Sea por una razón u otra, lo realmente preocupante es que un gobierno que gane democráticamente las elecciones pueda utilizar la mayoría circunstancial que le dio el poder para hacer gobierno contra la oposición. Un gobierno, sea del partido que sea, debería tener en cuenta que sus adversarios políticos son sólo eso, “adversarios”, nunca enemigos a los que destruir.
Los cubanos deberían intentar “sujetar” este problema antes de su posible irrupción en la vida pública de la futura democracia y no dejar que el electorado sea quien decida si el radicalismo de un partido o del representante de ese partido, se imprima a las decisiones de un gobierno.

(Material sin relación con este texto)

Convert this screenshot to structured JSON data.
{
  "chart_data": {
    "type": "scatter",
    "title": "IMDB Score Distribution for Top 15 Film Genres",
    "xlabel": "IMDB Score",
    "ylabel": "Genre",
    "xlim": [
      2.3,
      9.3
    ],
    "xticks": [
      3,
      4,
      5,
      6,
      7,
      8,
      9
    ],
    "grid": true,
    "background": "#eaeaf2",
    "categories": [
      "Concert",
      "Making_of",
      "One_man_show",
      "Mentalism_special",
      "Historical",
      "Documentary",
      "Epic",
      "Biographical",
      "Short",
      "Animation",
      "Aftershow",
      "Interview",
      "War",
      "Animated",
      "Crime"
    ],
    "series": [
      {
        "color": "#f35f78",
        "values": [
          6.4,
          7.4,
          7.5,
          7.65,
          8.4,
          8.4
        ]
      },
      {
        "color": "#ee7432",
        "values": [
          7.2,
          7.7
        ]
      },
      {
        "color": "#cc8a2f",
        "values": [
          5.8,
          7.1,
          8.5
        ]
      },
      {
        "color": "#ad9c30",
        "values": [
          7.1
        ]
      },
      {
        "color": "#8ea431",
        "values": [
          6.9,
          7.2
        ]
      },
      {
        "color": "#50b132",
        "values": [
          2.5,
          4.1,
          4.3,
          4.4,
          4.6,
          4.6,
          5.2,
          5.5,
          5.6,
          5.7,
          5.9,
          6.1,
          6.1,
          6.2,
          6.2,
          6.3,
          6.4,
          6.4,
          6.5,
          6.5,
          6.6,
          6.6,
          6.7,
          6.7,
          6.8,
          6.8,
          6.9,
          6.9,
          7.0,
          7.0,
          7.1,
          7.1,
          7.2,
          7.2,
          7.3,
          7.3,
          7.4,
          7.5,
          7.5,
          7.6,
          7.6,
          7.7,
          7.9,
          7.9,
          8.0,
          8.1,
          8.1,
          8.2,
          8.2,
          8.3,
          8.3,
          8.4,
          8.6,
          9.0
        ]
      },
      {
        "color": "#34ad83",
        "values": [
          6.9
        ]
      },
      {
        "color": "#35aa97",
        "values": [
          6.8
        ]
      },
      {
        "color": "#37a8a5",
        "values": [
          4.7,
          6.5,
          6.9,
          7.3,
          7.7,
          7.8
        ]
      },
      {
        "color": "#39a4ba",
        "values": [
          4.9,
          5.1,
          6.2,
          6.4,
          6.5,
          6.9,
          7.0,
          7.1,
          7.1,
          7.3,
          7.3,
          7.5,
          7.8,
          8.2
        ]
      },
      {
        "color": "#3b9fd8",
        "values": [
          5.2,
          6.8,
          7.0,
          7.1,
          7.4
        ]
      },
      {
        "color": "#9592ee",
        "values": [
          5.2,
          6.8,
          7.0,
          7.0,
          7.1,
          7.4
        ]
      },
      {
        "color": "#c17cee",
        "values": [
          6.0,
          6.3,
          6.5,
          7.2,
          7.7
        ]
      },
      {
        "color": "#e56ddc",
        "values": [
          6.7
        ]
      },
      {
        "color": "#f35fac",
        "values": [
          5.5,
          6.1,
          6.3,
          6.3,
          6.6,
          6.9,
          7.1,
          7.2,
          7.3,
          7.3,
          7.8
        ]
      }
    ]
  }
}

Las mayorías electorales son siempre circunstanciales, volubles, relativas y pueden votar hoy lo que ayer odiaban. Con mayorías legales se hicieron Hitler, Trujillo o Perón con el poder, con mayoría legal se instauró el nazismo y se exterminó a millones de judíos, y también hoy día están Hugo Chávez y Evo Morales desmantelando la estructura de la democracia. No se debe permitir que un pueblo sufrido, esperanzado en descubrir un futuro diferente, se deje fustigar por una irresponsable tradición revolucionaria que impida una vez más el derecho de los cubanos a la libertad.
[1] Algunos aún dudan del carácter profundamente conservador del régimen cubano. Solo citaremos tres razones:
-La instrucción política de los cubanos es baja. Si bien el gobierno ha logrado extender la educación elemental, se instruye al individuo en el acatamiento a la infalibilidad del “Estado Benefactor”. La polémica, la necesaria duda hacia la bondad de los poderes públicos y, en especial, la crítica, son vistas como “traición a la revolución”. El gobierno necesita hombres poco instruidos y dependientes porque sus contrarios, la educación y la independencia económica, son obstáculos para la colectivización y la extensión del pensamiento único.
– La tendencia general y natural de la sociedad moderna es a la síntesis de los preceptos morales. Sólo hay que comparar la tendencia general en la actualidad con las sociedades precedentes. El régimen cubano, de forma contraria a esta tendencia, los potencia. El cuidado a saltarse las normas produce individuos poco emprendedores y sometidos.
-El régimen cubano usa una fraseología “revolucionaria” –que también practica– que contraviene la tendencia razonable de la sociedad moderna a la desaparición de las fronteras nacionalistas. Terminología como “defensa de la soberanía nacional y a las conquistas de la revolución”, encubre tendencias ultraizquierdistas y ultranacionalistas, que han sido el caldo de cultivo de los peores sistemas totalitarios de la historia.